PI: Christopher Stephen, MB, CHB
Institution: Massachusetts General Hospital, Harvard Medical School
Late-Onset Tay-Sachs (LOTS) is a very rare, inherited, progressive neurodegenerative disorder resulting in progressive debilitation and with symptoms caused by reduced levels of the β-hexosaminidase A enzyme. In comparison to the infantile and juvenile forms of Tay-Sachs, LOTS symptoms generally start in early adulthood and is commonly misdiagnosed. There is progressive neurological deterioration and symptoms include walking difficulties, often requiring walking aids, due to a combination of weakness and ataxia (difficulty coordinating movements of the arms, legs, speech and eyes), speech and swallowing problems, cognitive decline and frequently associated with psychiatric illness. There are several potentially disease-modifying therapies and symptomatic treatments on the horizon for LOTS. However, for such trials, sensitive measures of disease (biomarkers) are urgently needed to both identify early signs of disease and to monitor subtle disease progression. Eye movements are abnormal and a discriminating feature in LOTS but have been little studied and are very common in the related cerebellar ataxias, often occurring before the onset of troublesome symptoms and have been suggested in studies as a potential clinical biomarker. We therefore plan to precisely measure eye movements in a lab setting, assess cognitive functioning and psychiatric symptoms, as well as perform a first study of subjective sleep quality in LOTS.

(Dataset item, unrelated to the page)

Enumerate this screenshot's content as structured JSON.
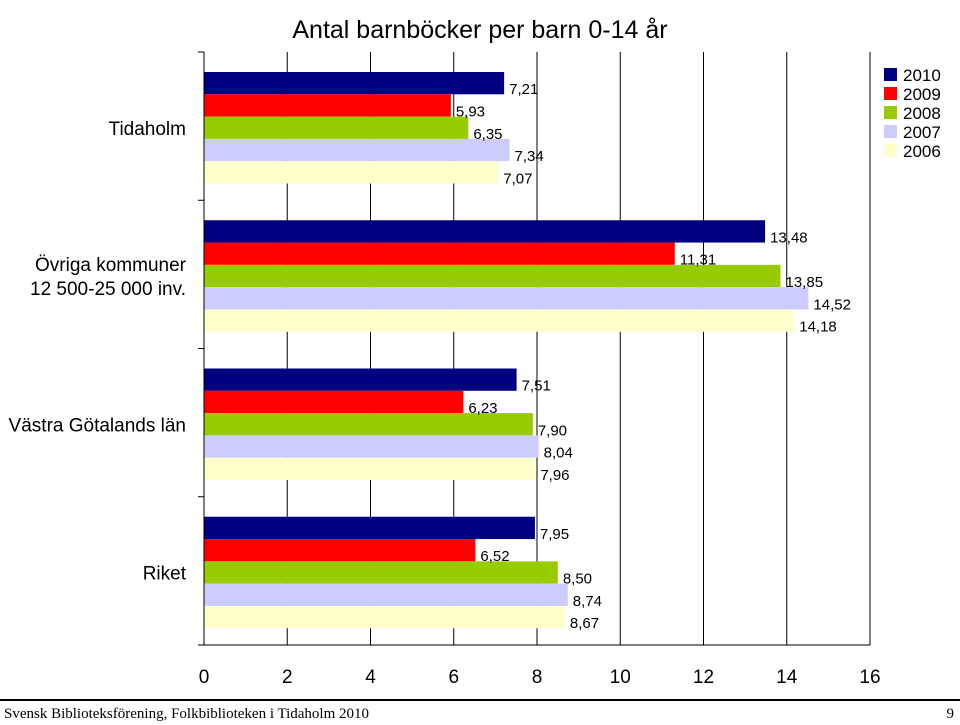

In this study, we will recruit patients with LOTS at different disease stages as part of an ongoing natural history study as well as individuals without the disease. We will ask patients about their LOTS test results, medical history, family history of neurological conditions, and about habits, as some of these can influence eye movements. Subjects will be evaluated with a neurological examination, using various disease-specific clinical scales and eye movements will be precisely measured using goggles to assess eye movements during different visual tasks. We will also assess cognition and psychiatric symptoms with novel scales specific to disorders with cerebellar involvement and sleep symptoms with dedicated assessment scales. We will compare the eye movement measurements to scales which assess the severity of clinical disease. These steps will enable us to see whether detailed assessment of eye movements can detect early signs of disease better than neurological examination, and whether eye movement testing can serve as an accurate measure of disease severity in LOTS and therefore be useful for upcoming clinical trials.